Among the other highpoints of the show is the documentation for The Dante Hotel (1973), one of the first installations that used a setting outside a gallery. Hershman Leeson created it with Eleanor Coppola, an artist and documentary film-maker: each of them rented a room in the hotel and filled it with objects to evoke a narrative. Hershman Leeson’s room, the key given to anyone who asked for it, was arranged to suggest the imagined lives of its previous occupants in a study of fiction on fiction, of masks, impersonations and the conjured identities that lead to both truth and lies. Soon afterward, she conceived Roberta Breitmore, one of her most acclaimed works, a thoroughly documented, extended performance that lasted from 1973-79, in which she alternately lived as both herself and Roberta, the character she created. Others include Lorna (1983), a character who is the opposite of Roberta, existing only on videodisc and seen on a monitor. She also never leaves her apartment, imprisoned by agoraphobia. It is the first artwork to use an interactive videodisc, programmed to be remotely accessed (now transferred to DVD). Here, played on an old television set, it is part of an installation that corresponds to Lorna’s home. The viewer, choosing from among 36 chapters, determines the progress of the story and its denouement, in essence creating Lorna’s life.

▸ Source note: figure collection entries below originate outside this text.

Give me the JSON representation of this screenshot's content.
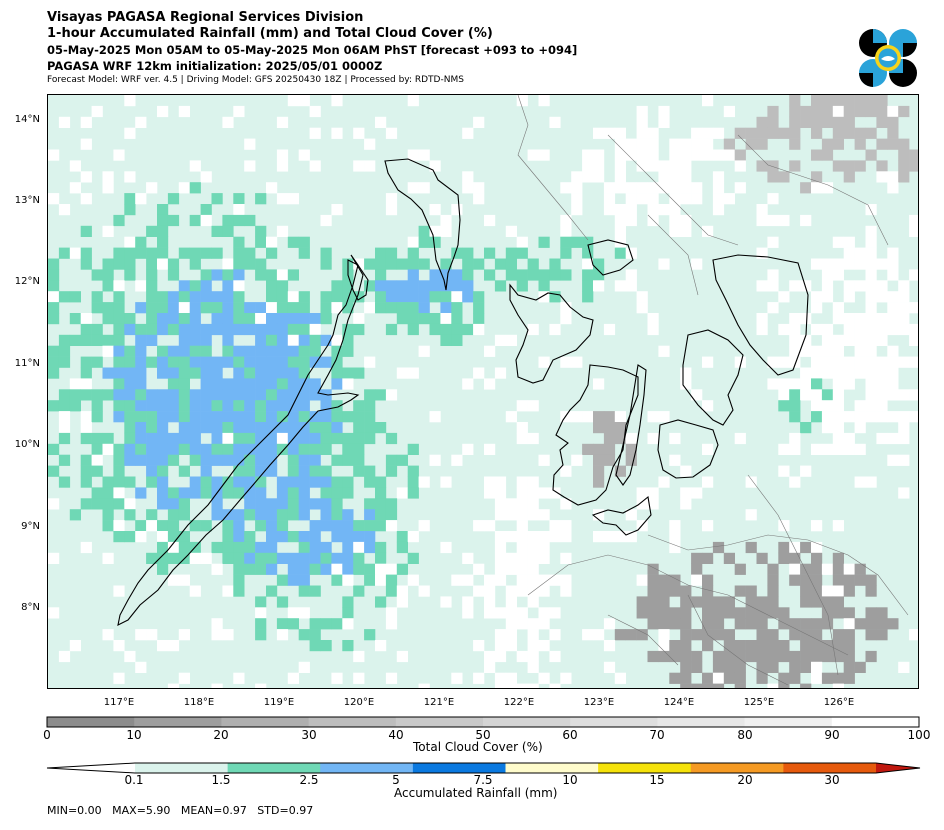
{
  "header": {
    "line1": "Visayas PAGASA Regional Services Division",
    "line2": "1-hour Accumulated Rainfall (mm) and Total Cloud Cover (%)",
    "line3": "05-May-2025 Mon 05AM to 05-May-2025 Mon 06AM PhST [forecast +093 to +094]",
    "line4": "PAGASA WRF 12km initialization: 2025/05/01 0000Z",
    "line5": "Forecast Model: WRF ver. 4.5 | Driving Model: GFS 20250430 18Z | Processed by: RDTD-NMS"
  },
  "logo": {
    "icon": "pagasa-logo-icon"
  },
  "map": {
    "lat_labels": [
      "14°N",
      "13°N",
      "12°N",
      "11°N",
      "10°N",
      "9°N",
      "8°N"
    ],
    "lon_labels": [
      "117°E",
      "118°E",
      "119°E",
      "120°E",
      "121°E",
      "122°E",
      "123°E",
      "124°E",
      "125°E",
      "126°E"
    ]
  },
  "cloud_colorbar": {
    "title": "Total Cloud Cover (%)",
    "ticks": [
      "0",
      "10",
      "20",
      "30",
      "40",
      "50",
      "60",
      "70",
      "80",
      "90",
      "100"
    ],
    "colors": [
      "#8c8c8c",
      "#9e9e9e",
      "#afafaf",
      "#bdbdbd",
      "#c9c9c9",
      "#d4d4d4",
      "#dedede",
      "#e7e7e7",
      "#f0f0f0",
      "#ffffff"
    ]
  },
  "rain_colorbar": {
    "title": "Accumulated Rainfall (mm)",
    "ticks": [
      "0.1",
      "1.5",
      "2.5",
      "5",
      "7.5",
      "10",
      "15",
      "20",
      "30"
    ],
    "colors": [
      "#ffffff",
      "#dbf3ec",
      "#6fd8b5",
      "#72b6f5",
      "#0a79e0",
      "#fffccc",
      "#f5e20a",
      "#f59a23",
      "#e65a0d",
      "#c0180f"
    ]
  },
  "stats": "MIN=0.00   MAX=5.90   MEAN=0.97   STD=0.97"
}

Another striking heroine is Lord Byron’s daughter, Ada Lovelace, a 19th-century English mathematician, now credited as the writer of the first computer program, played by Tilda Swinton in Hershman Leeson’s 1997 film Conceiving Ada. Swinton also stars in the smart, engrossing feature film Teknolust (2002), in which she assumes the triple role of three replicants as well as the scientist who created them, in a world where men might become redundant, necessary only for their DNA, an earlier treatment of a theme more chillingly reprised in Jonathan Glazer’s recent film, Under the Skin. Also shown, again with Swinton as one of the protagonists, was Strange Culture, Hershman Leeson’s 2007 documentary on bio-artist Steve Kurtz, who was arrested as a “bioterrorist” and indicted for mail fraud because some specimens used for his projects were deemed pathogens. In !WAR (Women Art Revolution), 2010, her documentary on how feminism changed art, the well-selected archival footage and interviews with the women who fuelled it was especially absorbing, capturing the period’s climate of excitement, iconoclasm and urgency. In addition to feminist issues, freedom of expression and individual rights, Hershman Leeson these days is deeply concerned with bio-politics. Her simulated laboratories, her black comedies – or not so comedic – address the ethical and pragmatic quandaries and potential disasters, as well as the enormous possibilities, that scientific breakthroughs have raised, with an even clearer, more vigilant eye. One reason why her work continues to matter is that it has always reflected its present, looking towards the future, with criticality and apprehension, but not despair, believing that we can do better, that awareness will ultimately be our salvation, however uncertain that future is.